Similarly were other details presented and discussed and adopted or modified. A name had to be chosen. Kenneth would have preferred a short, simple one, but here he was overruled. That it might appeal to the simple, illiterate class to which most of the prospective members belonged, a sonorous, impressive name was necessary. They decided on “The National Negro Farmers’ Co-operative and Protective League.”
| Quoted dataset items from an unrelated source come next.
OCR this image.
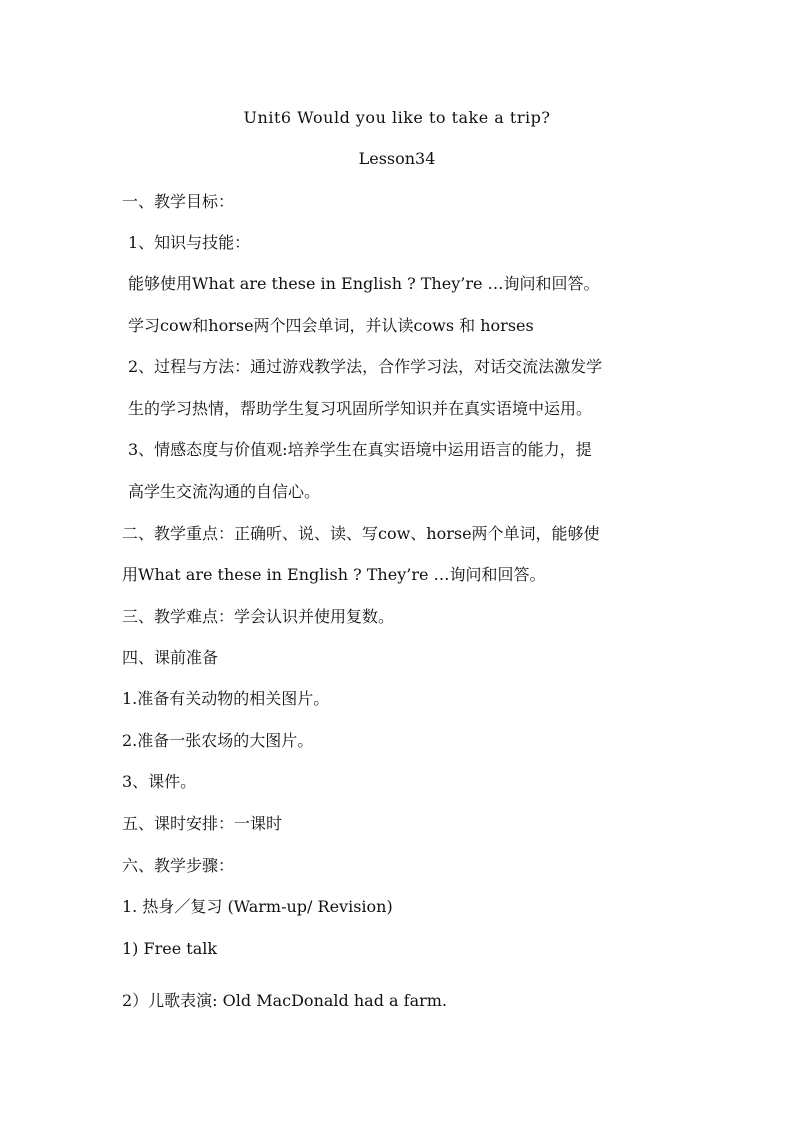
Unit6 Would you like to take a trip?
Lesson34
一、教学目标：
1、知识与技能：
能够使用What are these in English ? They’re …询问和回答。
学习cow和horse两个四会单词，并认读cows 和 horses
2、过程与方法：通过游戏教学法，合作学习法，对话交流法激发学
生的学习热情，帮助学生复习巩固所学知识并在真实语境中运用。
3、情感态度与价值观:培养学生在真实语境中运用语言的能力，提
高学生交流沟通的自信心。
二、教学重点：正确听、说、读、写cow、horse两个单词，能够使
用What are these in English ? They’re …询问和回答。
三、教学难点：学会认识并使用复数。
四、课前准备
1.准备有关动物的相关图片。
2.准备一张农场的大图片。
3、课件。
五、课时安排：一课时
六、教学步骤：
1. 热身／复习 (Warm-up/ Revision)
1) Free talk
2）儿歌表演: Old MacDonald had a farm.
At first the plan was considered a bit too ambitious, but as Kenneth warmed up to it in presenting it as simply and forcefully as he could, the objections, one by one, were overcome. One change, however, had to be made. It came from Hiram Tucker.

“Ain’t you figgerin’ on havin’ no signs and passwords and a grip like dey have with de Odd Fellers and de Masons and de Knights of Pythias?” he asked.

“I didn’t think that was necessary,” replied Kenneth.

“Well, lemme tell you somethin’, son. Ef you figgers on gettin’ a big passel of these cullud folks ’round here to jine in with us, you’ll have t’ have some ‘ficials with scrumptious names, and passwords and grips. Dese here ign’ant folks needs somethin’ like dat to catch their ’magination. If you put dat in, they’ll jine like flies ’round molasses.”

Kenneth had hoped that the society would be run on a dignified and intelligent basis, but he realized that Hiram Tucker might be right after all. Most of the share-croppers were ignorant—at least, illiterate. Mere show and pomp and colourful uniforms and high-sounding names played a large part in their lives, which, after all, wasn’t so much a racial as a human trait. Hadn’t the Ku Klux Klan outdone, in absurdity of name and ceremony and dress, anything that Negroes had ever even thought of?

This question was disposed of, after more discussion, by the adoption of Hiram Tucker’s suggestion. Kenneth was appointed to work out the details of organization, and the meeting adjourned. The National Negro Farmer’s Co-operative and Protective League had been born.